[identity profile] ragetti-wench.livejournal.com posting in [community profile] trans

 I've been giving a lot of thought recently to my current religious faith and questioning myself more and more. Allow me to give a little background info to make this all relevant. I'm a pre-everything FtM living in the Bible Belt, so I've had Christianity shoved down my throat for years. While I don't necessarily reject Christianity, I also strongly identify as Ishtaritu (a Goddess worshipper). I've recently outed myself this past year as FtM and it's raised a lot of questions from my friends and family, especially concerning the fact that I do believe in a femminine divine. Ishtaritu, especially, have a predominantly female following and use the body as a temple during worship, but I find myself conflicted since I reject my femminine aspects. I'm finding it difficult to embrace my faith without compromising myself.

My question is, is there anyone else that has come into this sort of conflict and how have you dealt with it?
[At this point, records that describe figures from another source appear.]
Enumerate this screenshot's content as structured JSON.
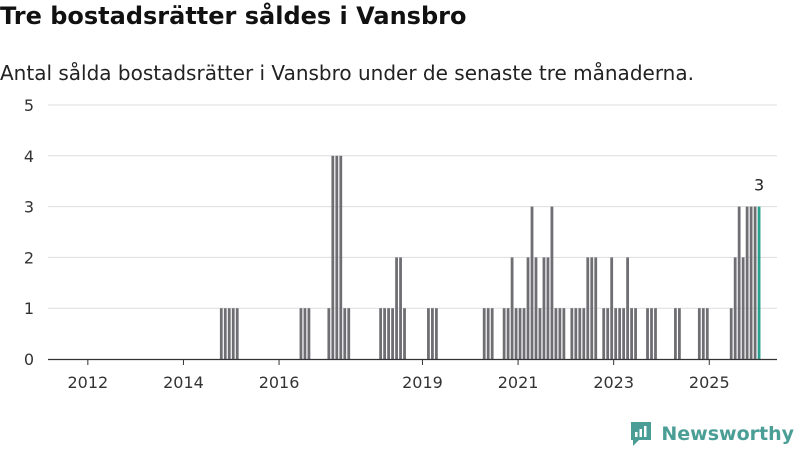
{
  "header": {
    "title": "Tre bostadsrätter såldes i Vansbro",
    "subtitle": "Antal sålda bostadsrätter i Vansbro under de senaste tre månaderna."
  },
  "brand": {
    "name": "Newsworthy",
    "color": "#4a9e96"
  },
  "colors": {
    "bar": "#6e6e73",
    "highlight": "#2aa08f",
    "grid": "#dddddd",
    "axis": "#333333"
  },
  "chart_data": {
    "type": "bar",
    "title": "Tre bostadsrätter såldes i Vansbro",
    "subtitle": "Antal sålda bostadsrätter i Vansbro under de senaste tre månaderna.",
    "xlabel": "",
    "ylabel": "",
    "ylim": [
      0,
      5
    ],
    "yticks": [
      0,
      1,
      2,
      3,
      4,
      5
    ],
    "xlim": [
      "2011-03",
      "2026-06"
    ],
    "xticks": [
      "2012",
      "2014",
      "2016",
      "2019",
      "2021",
      "2023",
      "2025"
    ],
    "grid": true,
    "annotations": [
      {
        "x": "2026-01",
        "text": "3"
      }
    ],
    "highlight": "2026-01",
    "x": [
      "2014-10",
      "2014-11",
      "2014-12",
      "2015-01",
      "2015-02",
      "2016-06",
      "2016-07",
      "2016-08",
      "2017-01",
      "2017-02",
      "2017-03",
      "2017-04",
      "2017-05",
      "2017-06",
      "2018-02",
      "2018-03",
      "2018-04",
      "2018-05",
      "2018-06",
      "2018-07",
      "2018-08",
      "2019-02",
      "2019-03",
      "2019-04",
      "2020-04",
      "2020-05",
      "2020-06",
      "2020-09",
      "2020-10",
      "2020-11",
      "2020-12",
      "2021-01",
      "2021-02",
      "2021-03",
      "2021-04",
      "2021-05",
      "2021-06",
      "2021-07",
      "2021-08",
      "2021-09",
      "2021-10",
      "2021-11",
      "2021-12",
      "2022-02",
      "2022-03",
      "2022-04",
      "2022-05",
      "2022-06",
      "2022-07",
      "2022-08",
      "2022-10",
      "2022-11",
      "2022-12",
      "2023-01",
      "2023-02",
      "2023-03",
      "2023-04",
      "2023-05",
      "2023-06",
      "2023-09",
      "2023-10",
      "2023-11",
      "2024-04",
      "2024-05",
      "2024-10",
      "2024-11",
      "2024-12",
      "2025-06",
      "2025-07",
      "2025-08",
      "2025-09",
      "2025-10",
      "2025-11",
      "2025-12",
      "2026-01"
    ],
    "values": [
      1,
      1,
      1,
      1,
      1,
      1,
      1,
      1,
      1,
      4,
      4,
      4,
      1,
      1,
      1,
      1,
      1,
      1,
      2,
      2,
      1,
      1,
      1,
      1,
      1,
      1,
      1,
      1,
      1,
      2,
      1,
      1,
      1,
      2,
      3,
      2,
      1,
      2,
      2,
      3,
      1,
      1,
      1,
      1,
      1,
      1,
      1,
      2,
      2,
      2,
      1,
      1,
      2,
      1,
      1,
      1,
      2,
      1,
      1,
      1,
      1,
      1,
      1,
      1,
      1,
      1,
      1,
      1,
      2,
      3,
      2,
      3,
      3,
      3,
      3
    ]
  }
}
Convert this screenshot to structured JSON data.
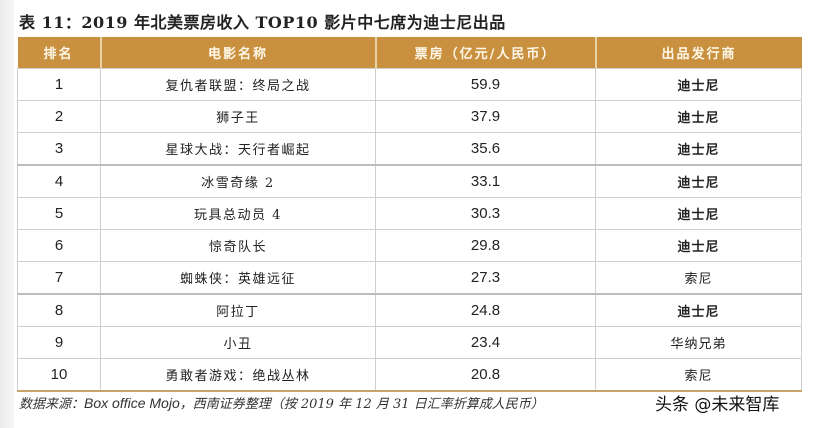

X-posted to [livejournal.com profile] open_transgendr and [livejournal.com profile] femme_ftm 


**Edit: I realize I might not have been as clear as I'd meant to be when I said "femenine aspects". What I was referring to was my female body. Ishtaritu revere the female body as a "temple" during sexual worship and as such, women have a greater connection with the Goddess. I was merely worried that, being male, I would eventually lose that connection with Her.